Herald International Tribune

Yes to Micro Credit

Herald International Tribune
Published with the New York Times and the Washington Post
Monday, February 17, 1997

Anyone who scoffs at the value of 62 cents should talk to Muhammad Yunus. In 1976, the Bangladeshi economics professor tried an experiment. From his pocket, he lent the equivalent of $26 to a group of 42 workers. With that 62 cents per person, they bought the materials for a day’s work weaving chairs or making pots. At the end of their first day as independent business owners, they sold their work and soon paid back loan.

Thus began the microcredit movement, which has become the world’s hot idea for reducing poverty. This month, microcredit’s backers met in Washington to begin to broaden the program’s reach and raise money from developed nations and institutions such as the World Bank. Eight million people are now getting microcredit, half of them in Bangladesh. Microcredit proponents want to expand that to 100 million people by 2005. It is a worthy goal that the united states should support.

The first microcredit program was the Grameen Bank, founded by Mr. yunus. Now almost all its borrowers are women, who tend to be poorer than men, have fewer opportunities and are much more likely to spend new earnings on their children, Grameen requires its borrowers to organize themselves into groups of five. All are cut off if one borrower defaults. They meet every week to make loan payments at commercial interest rates and critique one another’s business plans. They also pledge to boil their water, keep their families small and carry out other good health practices. People who repay small loans on time can take bigger ones. Grameen, which now makes a profit, claims a higher repayment rate than traditional banks. One-third of its two million borrowers have crossed the poverty line and another third are close.

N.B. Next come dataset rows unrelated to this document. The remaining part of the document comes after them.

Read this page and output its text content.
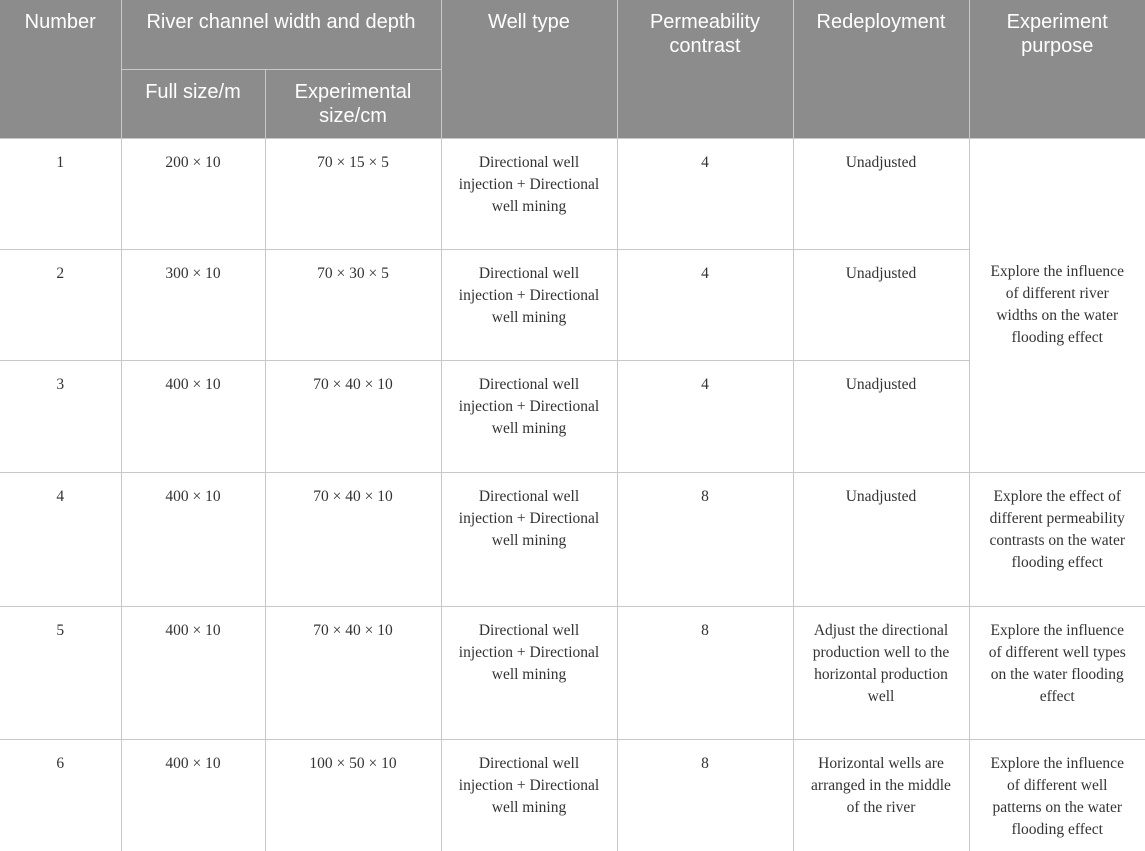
Number	River channel width and depth		Well type	Permeability contrast	Redeployment	Experiment purpose
	Full size/m	Experimental size/cm				
1	200 × 10	70 × 15 × 5	Directional well injection + Directional well mining	4	Unadjusted	Explore the influence of different river widths on the water flooding effect
2	300 × 10	70 × 30 × 5	Directional well injection + Directional well mining	4	Unadjusted	
3	400 × 10	70 × 40 × 10	Directional well injection + Directional well mining	4	Unadjusted	
4	400 × 10	70 × 40 × 10	Directional well injection + Directional well mining	8	Unadjusted	Explore the effect of different permeability contrasts on the water flooding effect
5	400 × 10	70 × 40 × 10	Directional well injection + Directional well mining	8	Adjust the directional production well to the horizontal production well	Explore the influence of different well types on the water flooding effect
6	400 × 10	100 × 50 × 10	Directional well injection + Directional well mining	8	Horizontal wells are arranged in the middle of the river	Explore the influence of different well patterns on the water flooding effect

Microcredit is now at work in 43 countries. A version has even reached 150,000 Americans in inner-cities like Chicago and Washington. Borrowers here can begin with a $500 or $1,000 loan, enough for gardening or hair styling tools. President Clinton said he will ask congress for $1 billion moreover the next five years to develop microenterprise in the united states.

A no-handout, inexpensive program that builds business sounds so politically appealing in today’s climate that it is worth recalling microcredit’s limits. It cannot take the place of clean water, family planning efforts and child immunization programs. It can do little for the most desperate, those too sick or unskilled to work. It is also not free, as some of its political backers suggest. The most successful microcredit program can fund their loans through interest and the savings they encourage borrowers to build. But most projects still rely on donations, and all are most helpful when they are backed by technical and marketing assistance programs, which cost money.

Still, microcredit has brought a much-needed revolution in anti-poverty programs. It deserves more than its current 2 percent share of the world’s $60 billion development budget. Microcredit goes directly to poor people. It creates jobs in villages. It helps women develop confidence and independence. Microcredit can win new political backing for anti-poverty programs abroad that the poor still desperately need.